Context: Static analysis exploits techniques that parse program source code or bytecode, often traversing program paths to check some program properties. Static analysis approaches have been proposed for different tasks, including for assessing the security of Android apps, detecting app clones, automating test cases generation, or for uncovering non-functional issues related to performance or energy. The literature thus has proposed a large body of works, each of which attempts to tackle one or more of the several challenges that program analyzers face when dealing with Android apps.
Objective: We aim to provide a clear view of the state-of-the-art works that statically analyze Android apps, from which we highlight the trends of static analysis approaches, pinpoint where the focus has been put, and enumerate the key aspects where future researches are still needed.

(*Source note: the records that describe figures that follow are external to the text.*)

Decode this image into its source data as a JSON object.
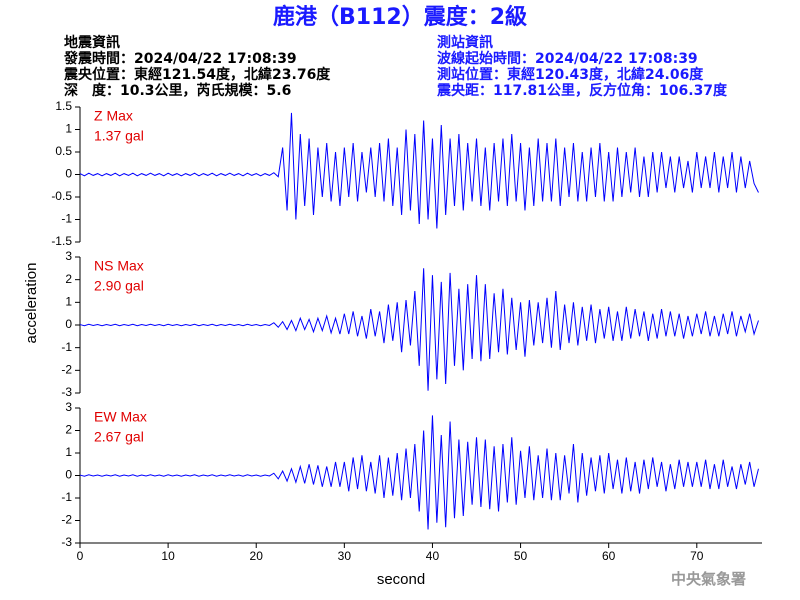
{
  "title": "鹿港（B112）震度：2級",
  "header": {
    "left": [
      "地震資訊",
      "發震時間：2024/04/22 17:08:39",
      "震央位置：東經121.54度，北緯23.76度",
      "深　度：10.3公里，芮氏規模：5.6"
    ],
    "right": [
      "測站資訊",
      "波線起始時間：2024/04/22 17:08:39",
      "測站位置：東經120.43度，北緯24.06度",
      "震央距：117.81公里，反方位角：106.37度"
    ]
  },
  "agency": "中央氣象署",
  "chart_data": [
    {
      "type": "line",
      "annotations": [
        "Z Max",
        "1.37 gal"
      ],
      "x": [
        0,
        0.5,
        1,
        1.5,
        2,
        2.5,
        3,
        3.5,
        4,
        4.5,
        5,
        5.5,
        6,
        6.5,
        7,
        7.5,
        8,
        8.5,
        9,
        9.5,
        10,
        10.5,
        11,
        11.5,
        12,
        12.5,
        13,
        13.5,
        14,
        14.5,
        15,
        15.5,
        16,
        16.5,
        17,
        17.5,
        18,
        18.5,
        19,
        19.5,
        20,
        20.5,
        21,
        21.5,
        22,
        22.5,
        23,
        23.5,
        24,
        24.5,
        25,
        25.5,
        26,
        26.5,
        27,
        27.5,
        28,
        28.5,
        29,
        29.5,
        30,
        30.5,
        31,
        31.5,
        32,
        32.5,
        33,
        33.5,
        34,
        34.5,
        35,
        35.5,
        36,
        36.5,
        37,
        37.5,
        38,
        38.5,
        39,
        39.5,
        40,
        40.5,
        41,
        41.5,
        42,
        42.5,
        43,
        43.5,
        44,
        44.5,
        45,
        45.5,
        46,
        46.5,
        47,
        47.5,
        48,
        48.5,
        49,
        49.5,
        50,
        50.5,
        51,
        51.5,
        52,
        52.5,
        53,
        53.5,
        54,
        54.5,
        55,
        55.5,
        56,
        56.5,
        57,
        57.5,
        58,
        58.5,
        59,
        59.5,
        60,
        60.5,
        61,
        61.5,
        62,
        62.5,
        63,
        63.5,
        64,
        64.5,
        65,
        65.5,
        66,
        66.5,
        67,
        67.5,
        68,
        68.5,
        69,
        69.5,
        70,
        70.5,
        71,
        71.5,
        72,
        72.5,
        73,
        73.5,
        74,
        74.5,
        75,
        75.5,
        76,
        76.5,
        77
      ],
      "series": [
        {
          "color": "#0000ff",
          "values": [
            0.02,
            -0.03,
            0.03,
            -0.02,
            0.02,
            -0.03,
            0.02,
            -0.02,
            0.03,
            -0.03,
            0.02,
            -0.02,
            0.03,
            -0.03,
            0.02,
            -0.02,
            0.03,
            -0.02,
            0.02,
            -0.03,
            0.03,
            -0.02,
            0.02,
            -0.03,
            0.02,
            -0.02,
            0.03,
            -0.03,
            0.02,
            -0.02,
            0.03,
            -0.03,
            0.02,
            -0.02,
            0.03,
            -0.02,
            0.02,
            -0.03,
            0.03,
            -0.02,
            0.02,
            -0.03,
            0.02,
            -0.02,
            0.04,
            -0.05,
            0.6,
            -0.8,
            1.37,
            -1.0,
            0.9,
            -0.7,
            0.8,
            -0.9,
            0.6,
            -0.5,
            0.7,
            -0.6,
            0.5,
            -0.7,
            0.6,
            -0.5,
            0.7,
            -0.6,
            0.5,
            -0.4,
            0.6,
            -0.5,
            0.7,
            -0.6,
            0.8,
            -0.7,
            0.6,
            -0.9,
            1.0,
            -0.8,
            0.9,
            -1.1,
            1.2,
            -1.0,
            0.8,
            -1.2,
            1.1,
            -0.9,
            0.8,
            -0.7,
            0.9,
            -0.8,
            0.7,
            -0.6,
            0.8,
            -0.7,
            0.6,
            -0.8,
            0.7,
            -0.6,
            0.8,
            -0.7,
            0.9,
            -0.6,
            0.7,
            -0.8,
            0.6,
            -0.7,
            0.8,
            -0.6,
            0.7,
            -0.6,
            0.8,
            -0.7,
            0.6,
            -0.5,
            0.7,
            -0.6,
            0.5,
            -0.6,
            0.6,
            -0.5,
            0.7,
            -0.6,
            0.5,
            -0.6,
            0.6,
            -0.5,
            0.5,
            -0.4,
            0.6,
            -0.5,
            0.4,
            -0.5,
            0.5,
            -0.4,
            0.5,
            -0.3,
            0.4,
            -0.4,
            0.4,
            -0.3,
            0.3,
            -0.4,
            0.5,
            -0.3,
            0.4,
            -0.3,
            0.5,
            -0.4,
            0.4,
            -0.3,
            0.5,
            -0.4,
            0.4,
            -0.3,
            0.3,
            -0.2,
            -0.4
          ]
        }
      ],
      "xlim": [
        0,
        77.4
      ],
      "ylim": [
        -1.5,
        1.5
      ],
      "yticks": [
        -1.5,
        -1,
        -0.5,
        0,
        0.5,
        1,
        1.5
      ]
    },
    {
      "type": "line",
      "annotations": [
        "NS Max",
        "2.90 gal"
      ],
      "ylabel": "acceleration",
      "x": [
        0,
        0.5,
        1,
        1.5,
        2,
        2.5,
        3,
        3.5,
        4,
        4.5,
        5,
        5.5,
        6,
        6.5,
        7,
        7.5,
        8,
        8.5,
        9,
        9.5,
        10,
        10.5,
        11,
        11.5,
        12,
        12.5,
        13,
        13.5,
        14,
        14.5,
        15,
        15.5,
        16,
        16.5,
        17,
        17.5,
        18,
        18.5,
        19,
        19.5,
        20,
        20.5,
        21,
        21.5,
        22,
        22.5,
        23,
        23.5,
        24,
        24.5,
        25,
        25.5,
        26,
        26.5,
        27,
        27.5,
        28,
        28.5,
        29,
        29.5,
        30,
        30.5,
        31,
        31.5,
        32,
        32.5,
        33,
        33.5,
        34,
        34.5,
        35,
        35.5,
        36,
        36.5,
        37,
        37.5,
        38,
        38.5,
        39,
        39.5,
        40,
        40.5,
        41,
        41.5,
        42,
        42.5,
        43,
        43.5,
        44,
        44.5,
        45,
        45.5,
        46,
        46.5,
        47,
        47.5,
        48,
        48.5,
        49,
        49.5,
        50,
        50.5,
        51,
        51.5,
        52,
        52.5,
        53,
        53.5,
        54,
        54.5,
        55,
        55.5,
        56,
        56.5,
        57,
        57.5,
        58,
        58.5,
        59,
        59.5,
        60,
        60.5,
        61,
        61.5,
        62,
        62.5,
        63,
        63.5,
        64,
        64.5,
        65,
        65.5,
        66,
        66.5,
        67,
        67.5,
        68,
        68.5,
        69,
        69.5,
        70,
        70.5,
        71,
        71.5,
        72,
        72.5,
        73,
        73.5,
        74,
        74.5,
        75,
        75.5,
        76,
        76.5,
        77
      ],
      "series": [
        {
          "color": "#0000ff",
          "values": [
            0.02,
            -0.03,
            0.03,
            -0.02,
            0.02,
            -0.03,
            0.02,
            -0.02,
            0.03,
            -0.03,
            0.02,
            -0.02,
            0.03,
            -0.03,
            0.02,
            -0.02,
            0.03,
            -0.02,
            0.02,
            -0.03,
            0.03,
            -0.02,
            0.02,
            -0.03,
            0.02,
            -0.02,
            0.03,
            -0.03,
            0.02,
            -0.02,
            0.03,
            -0.03,
            0.02,
            -0.02,
            0.03,
            -0.02,
            0.02,
            -0.03,
            0.03,
            -0.02,
            0.02,
            -0.03,
            0.02,
            -0.02,
            0.1,
            -0.1,
            0.15,
            -0.2,
            0.2,
            -0.25,
            0.3,
            -0.2,
            0.25,
            -0.3,
            0.3,
            -0.25,
            0.4,
            -0.35,
            0.3,
            -0.4,
            0.5,
            -0.4,
            0.6,
            -0.5,
            0.4,
            -0.6,
            0.7,
            -0.5,
            0.6,
            -0.8,
            0.9,
            -0.7,
            1.0,
            -1.2,
            1.1,
            -0.9,
            1.5,
            -1.8,
            2.5,
            -2.9,
            2.2,
            -2.4,
            1.9,
            -2.6,
            2.3,
            -1.8,
            1.6,
            -2.0,
            1.8,
            -1.5,
            2.2,
            -1.6,
            1.8,
            -1.5,
            1.4,
            -1.2,
            1.6,
            -1.3,
            1.2,
            -1.1,
            1.0,
            -1.4,
            1.1,
            -0.9,
            1.0,
            -0.8,
            1.2,
            -1.0,
            1.5,
            -1.1,
            0.9,
            -0.8,
            1.0,
            -0.9,
            0.8,
            -0.7,
            0.9,
            -0.8,
            0.7,
            -0.6,
            0.8,
            -0.7,
            0.6,
            -0.7,
            0.8,
            -0.6,
            0.7,
            -0.5,
            0.6,
            -0.7,
            0.5,
            -0.6,
            0.7,
            -0.5,
            0.6,
            -0.5,
            0.5,
            -0.6,
            0.4,
            -0.5,
            0.5,
            -0.4,
            0.6,
            -0.5,
            0.4,
            -0.5,
            0.5,
            -0.4,
            0.6,
            -0.5,
            0.4,
            -0.3,
            0.5,
            -0.4,
            0.2
          ]
        }
      ],
      "xlim": [
        0,
        77.4
      ],
      "ylim": [
        -3,
        3
      ],
      "yticks": [
        -3,
        -2,
        -1,
        0,
        1,
        2,
        3
      ]
    },
    {
      "type": "line",
      "annotations": [
        "EW Max",
        "2.67 gal"
      ],
      "xlabel": "second",
      "x": [
        0,
        0.5,
        1,
        1.5,
        2,
        2.5,
        3,
        3.5,
        4,
        4.5,
        5,
        5.5,
        6,
        6.5,
        7,
        7.5,
        8,
        8.5,
        9,
        9.5,
        10,
        10.5,
        11,
        11.5,
        12,
        12.5,
        13,
        13.5,
        14,
        14.5,
        15,
        15.5,
        16,
        16.5,
        17,
        17.5,
        18,
        18.5,
        19,
        19.5,
        20,
        20.5,
        21,
        21.5,
        22,
        22.5,
        23,
        23.5,
        24,
        24.5,
        25,
        25.5,
        26,
        26.5,
        27,
        27.5,
        28,
        28.5,
        29,
        29.5,
        30,
        30.5,
        31,
        31.5,
        32,
        32.5,
        33,
        33.5,
        34,
        34.5,
        35,
        35.5,
        36,
        36.5,
        37,
        37.5,
        38,
        38.5,
        39,
        39.5,
        40,
        40.5,
        41,
        41.5,
        42,
        42.5,
        43,
        43.5,
        44,
        44.5,
        45,
        45.5,
        46,
        46.5,
        47,
        47.5,
        48,
        48.5,
        49,
        49.5,
        50,
        50.5,
        51,
        51.5,
        52,
        52.5,
        53,
        53.5,
        54,
        54.5,
        55,
        55.5,
        56,
        56.5,
        57,
        57.5,
        58,
        58.5,
        59,
        59.5,
        60,
        60.5,
        61,
        61.5,
        62,
        62.5,
        63,
        63.5,
        64,
        64.5,
        65,
        65.5,
        66,
        66.5,
        67,
        67.5,
        68,
        68.5,
        69,
        69.5,
        70,
        70.5,
        71,
        71.5,
        72,
        72.5,
        73,
        73.5,
        74,
        74.5,
        75,
        75.5,
        76,
        76.5,
        77
      ],
      "series": [
        {
          "color": "#0000ff",
          "values": [
            0.02,
            -0.03,
            0.03,
            -0.02,
            0.02,
            -0.03,
            0.02,
            -0.02,
            0.03,
            -0.03,
            0.02,
            -0.02,
            0.03,
            -0.03,
            0.02,
            -0.02,
            0.03,
            -0.02,
            0.02,
            -0.03,
            0.03,
            -0.02,
            0.02,
            -0.03,
            0.02,
            -0.02,
            0.03,
            -0.03,
            0.02,
            -0.02,
            0.03,
            -0.03,
            0.02,
            -0.02,
            0.03,
            -0.02,
            0.02,
            -0.03,
            0.03,
            -0.02,
            0.02,
            -0.03,
            0.02,
            -0.02,
            0.1,
            -0.15,
            0.2,
            -0.25,
            0.3,
            -0.3,
            0.4,
            -0.35,
            0.5,
            -0.4,
            0.45,
            -0.5,
            0.4,
            -0.5,
            0.6,
            -0.5,
            0.6,
            -0.7,
            0.8,
            -0.6,
            0.9,
            -0.7,
            0.6,
            -0.8,
            0.9,
            -1.0,
            0.8,
            -0.9,
            1.0,
            -1.1,
            1.2,
            -1.0,
            1.4,
            -1.6,
            2.0,
            -2.4,
            2.67,
            -2.1,
            1.8,
            -2.3,
            2.4,
            -1.9,
            1.6,
            -1.8,
            1.5,
            -1.3,
            1.7,
            -1.4,
            1.6,
            -1.5,
            1.3,
            -1.6,
            1.4,
            -1.2,
            1.7,
            -1.3,
            1.1,
            -1.0,
            1.3,
            -1.1,
            0.9,
            -1.0,
            1.2,
            -1.1,
            1.0,
            -1.1,
            0.9,
            -0.8,
            1.4,
            -1.2,
            1.0,
            -0.9,
            0.8,
            -0.7,
            0.9,
            -0.8,
            1.0,
            -0.6,
            0.7,
            -0.8,
            0.8,
            -0.7,
            0.6,
            -0.8,
            0.7,
            -0.6,
            0.8,
            -0.5,
            0.6,
            -0.7,
            0.5,
            -0.6,
            0.7,
            -0.5,
            0.6,
            -0.5,
            0.6,
            -0.5,
            0.7,
            -0.6,
            0.5,
            -0.6,
            0.7,
            -0.5,
            0.4,
            -0.6,
            0.5,
            -0.4,
            0.6,
            -0.5,
            0.3
          ]
        }
      ],
      "xlim": [
        0,
        77.4
      ],
      "ylim": [
        -3,
        3
      ],
      "yticks": [
        -3,
        -2,
        -1,
        0,
        1,
        2,
        3
      ],
      "xticks": [
        0,
        10,
        20,
        30,
        40,
        50,
        60,
        70
      ]
    }
  ]
}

Method: We have performed a systematic literature review (SLR) which involves studying 124 research papers published in software engineering, programming languages and security venues in the last 5 years (January 2011–December 2015). This review is performed mainly in five dimensions: problems targeted by the approach, fundamental techniques used by authors, static analysis sensitivities considered, android characteristics taken into account and the scale of evaluation performed.
Results: Our in-depth examination has led to several key findings: 1) Static analysis is largely performed to uncover security and privacy issues; 2) The Soot framework and the Jimple intermediate representation are the most adopted basic support tool and format, respectively; 3) Taint analysis remains the most applied technique in research approaches; 4) Most approaches support several analysis sensitivities, but very few approaches consider path-sensitivity; 5) There is no single work that has been proposed to tackle all challenges of static analysis that are related to Android programming; and 6) Only a small portion of state-of-the-art works have made their artifacts publicly available.
Conclusion: The research community is still facing a number of challenges for building approaches that are aware altogether of implicit-Flows, dynamic code loading features, reflective calls, native code and multi-threading, in order to implement sound and highly precise static analyzers.